Malicious Mobile Code: What You Need to Know. Author: Eric Everson, MBA, MSIT-SE
The thought of someone hacking into your mobile phone to steal your personal data added to the growing number of mobile threats sounds bad enough, then you come across the industry term “Malicious Mobile Code” and it makes downloading any new mobile app a scary process.
So it sounds like scary stuff, but what is Malicious Mobile Code (MMC) REALLY? If you follow my journal, you know that I’m always knuckle-deep in this kind of stuff, and as a result I’ve lost many good computers and mobile handsets along the way. As threatening as the words may sound, MMC is really an industry catchall phrase that refers to any code that can hinder the operation of a mobile application or device.
Building software is kind of like building a house of cards in that each layer depends on the next to function properly. In software (just as in the house of cards) if you remove or otherwise tamper with a key component it can often corrupt the entire structure. MMC most often attempts to do this very thing by injecting faulty code into a key operating component of your mobile software or Mobile Operating System (MOPS).
Though mobile devices are steadily becoming more sophisticated with added computing power, the reality is that MOPS remain highly vulnerable to such MMC attacks. This is why third-party mobile security software is becoming so important to have on your mobile device. Many of the mobile security solutions on the market today block the MMC similar to antivirus software for a computer. Additionally, the demand for mobile app-driven handsets is significantly on the rise which is putting many users at greater risk.
Often consumers on the most popular app retail portals assume that anything they download to their handsets should be safe. Despite best efforts however, many risky apps from those with harmful embedded source code to those masquerading as legitimate financial services apps are making their way to unsuspecting mobile users.

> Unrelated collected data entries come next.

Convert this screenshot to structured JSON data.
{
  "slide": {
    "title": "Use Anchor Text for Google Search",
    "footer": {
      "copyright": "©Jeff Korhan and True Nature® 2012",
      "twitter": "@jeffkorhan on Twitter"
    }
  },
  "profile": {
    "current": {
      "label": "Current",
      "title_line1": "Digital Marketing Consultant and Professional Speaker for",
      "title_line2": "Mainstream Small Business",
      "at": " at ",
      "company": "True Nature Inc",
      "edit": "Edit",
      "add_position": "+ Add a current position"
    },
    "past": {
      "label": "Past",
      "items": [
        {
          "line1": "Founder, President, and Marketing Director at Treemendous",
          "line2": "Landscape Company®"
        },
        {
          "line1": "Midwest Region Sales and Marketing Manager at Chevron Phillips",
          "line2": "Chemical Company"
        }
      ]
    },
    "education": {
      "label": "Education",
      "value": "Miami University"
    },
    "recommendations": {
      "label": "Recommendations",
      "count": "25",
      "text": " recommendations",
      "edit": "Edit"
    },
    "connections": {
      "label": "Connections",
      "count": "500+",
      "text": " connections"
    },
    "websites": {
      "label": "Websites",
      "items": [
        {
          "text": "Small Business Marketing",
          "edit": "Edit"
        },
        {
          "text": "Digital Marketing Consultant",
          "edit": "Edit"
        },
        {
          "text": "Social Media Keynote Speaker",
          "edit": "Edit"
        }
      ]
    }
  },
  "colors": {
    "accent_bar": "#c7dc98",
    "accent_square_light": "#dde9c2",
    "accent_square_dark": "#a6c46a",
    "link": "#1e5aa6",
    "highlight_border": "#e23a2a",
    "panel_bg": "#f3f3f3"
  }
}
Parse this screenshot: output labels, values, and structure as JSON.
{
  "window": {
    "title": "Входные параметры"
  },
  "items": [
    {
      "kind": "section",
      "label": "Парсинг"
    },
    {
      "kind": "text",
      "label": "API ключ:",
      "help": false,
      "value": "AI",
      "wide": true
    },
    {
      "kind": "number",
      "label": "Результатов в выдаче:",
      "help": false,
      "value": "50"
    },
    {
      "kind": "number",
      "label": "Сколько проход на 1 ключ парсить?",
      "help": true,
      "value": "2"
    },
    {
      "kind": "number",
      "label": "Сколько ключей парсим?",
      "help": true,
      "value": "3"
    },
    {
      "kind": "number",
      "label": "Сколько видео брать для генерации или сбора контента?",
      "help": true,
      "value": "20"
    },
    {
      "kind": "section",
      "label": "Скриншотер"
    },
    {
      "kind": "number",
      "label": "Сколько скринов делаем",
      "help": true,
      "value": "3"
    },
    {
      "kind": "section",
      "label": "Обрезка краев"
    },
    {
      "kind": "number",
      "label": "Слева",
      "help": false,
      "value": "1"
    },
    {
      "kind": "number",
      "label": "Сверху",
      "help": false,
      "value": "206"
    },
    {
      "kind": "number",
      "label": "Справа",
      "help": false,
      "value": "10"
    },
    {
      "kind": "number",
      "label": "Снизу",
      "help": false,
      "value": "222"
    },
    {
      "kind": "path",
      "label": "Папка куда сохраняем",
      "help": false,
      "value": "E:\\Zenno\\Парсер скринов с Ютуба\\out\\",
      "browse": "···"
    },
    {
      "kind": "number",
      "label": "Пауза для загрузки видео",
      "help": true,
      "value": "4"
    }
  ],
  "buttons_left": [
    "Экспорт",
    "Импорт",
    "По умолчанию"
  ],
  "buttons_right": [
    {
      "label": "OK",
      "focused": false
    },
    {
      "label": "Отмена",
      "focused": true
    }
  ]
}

This issue has created new demand for services like MyMobiSafe Verified, the first service of its kind that offers a formal review and validation of new mobile apps across every platform (iPhone, Android, BlackBerry, Symbian, Java, Orange, and all others). By creating an environment where developers and the mobile community alike are looking for the confidence of the MyMobiSafe Verified mark, this creates a significant hurdle for unwanted Malicious Mobile Code in the market.
MMC can range from the simplest corrupt code to the worst mobile viruses, yet the phrase and acronym remains as an industry catch all. As a software engineer and one with substantial frontline experience with this kind of code, my words of wisdom are to be cautious of anything that you are loading onto your handset. If it is free, remember that old adage that suggests “nothing good comes free.” In too many cases of mobile apps, free means that there is something else behind the curtains. Start looking for verified apps before you buy them as they will often display an industry-wide recognizable logo. Finally, remember that not all MMC is created equal, in many cases damage is not permanent and can often be repaired by a professional.